Les détails entourant la mort d'un homme abattu par un policier municipal jeudi après-midi à Marseille commencent à émerger. Ce dernier, qui transportait sept bonbonnes de protoxyde d'azote dans son véhicule, est au cœur d'une enquête complexe.
L'incident s'est produit dans le 11ème arrondissement de la ville, lorsque les agents de la brigade canine, sortant d'une séance d'entraînement, ont été appelés à contrôler un automobiliste pour une infraction au code de la route. Ce dernier, pris en flagrant délit d'utilisation de son téléphone au volant, a rapidement attiré l'attention des policiers, selon les informations relayées par La Provence.
Une menace soudaine
À la surprise des agents, la situation s'est rapidement dégradée. L'automobiliste, identifié comme M.L., âgé de 26 ans, aurait menacé les policiers avec un grand couteau de cuisine avant de sortir de sa Fiat 500 en courant vers eux. Une source proche de l'enquête a rapporté que l'homme semblait avoir des "yeux hagards", intensifiant l'inquiétude des forces de l'ordre.
Des ouvriers présents sur un chantier à proximité ont été témoins de la scène alors que les policiers tentaient de maîtriser le forcené. Ce dernier, armé et enragé, aurait alors été neutralisé par l'un des agents tirant à trois reprises sur lui. "Il est traumatisé. Ses deux collègues sont également très choqués", a confié une source policière.
Témoignages et enquête en cours
Malgré les efforts de réanimation des policiers et de l'équipe médicale sur place, la victime est décédée peu après.

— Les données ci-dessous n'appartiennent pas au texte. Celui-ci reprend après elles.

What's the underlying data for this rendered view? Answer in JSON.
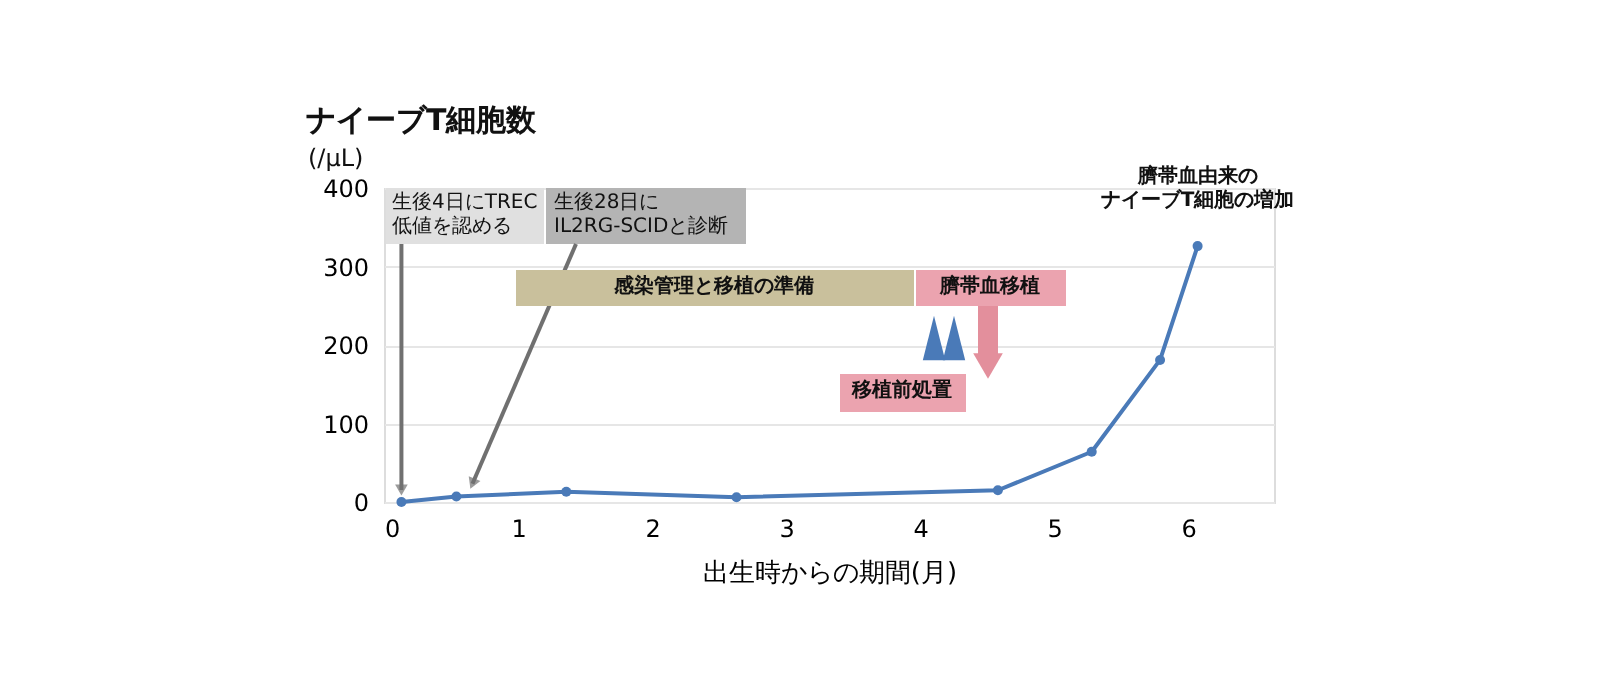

Une autopsie et des analyses toxicologiques sont prévues pour déterminer si le protoxyde d'azote a été consommé, comme l'évoquent les bonbonnes retrouvées dans son véhicule.
M.L. était déjà connu des forces de l'ordre et faisait l’objet d’un mandat d'arrêt en raison de précédentes infractions, notamment en lien avec le narcotrafic. Cette situation soulève des questions sur la gestion du contrôle routier qui a dégénéré en drame, d'autant plus que l'individu avait des antécédents judiciaires sérieux.
"Il n’y a pas de zone d’ombre dans les circonstances qui ont amené le collègue à tirer", a déclaré l’un des agents impliqués, soulignant que chaque information serait scrutée dans le cadre de l’enquête ouverte par le parquet de Marseille pour homicide volontaire. L'affaire met en lumière la complexité des interactions entre la police et les citoyens dans des contextes à risque, comme le soulignent les experts de la sécurité publique.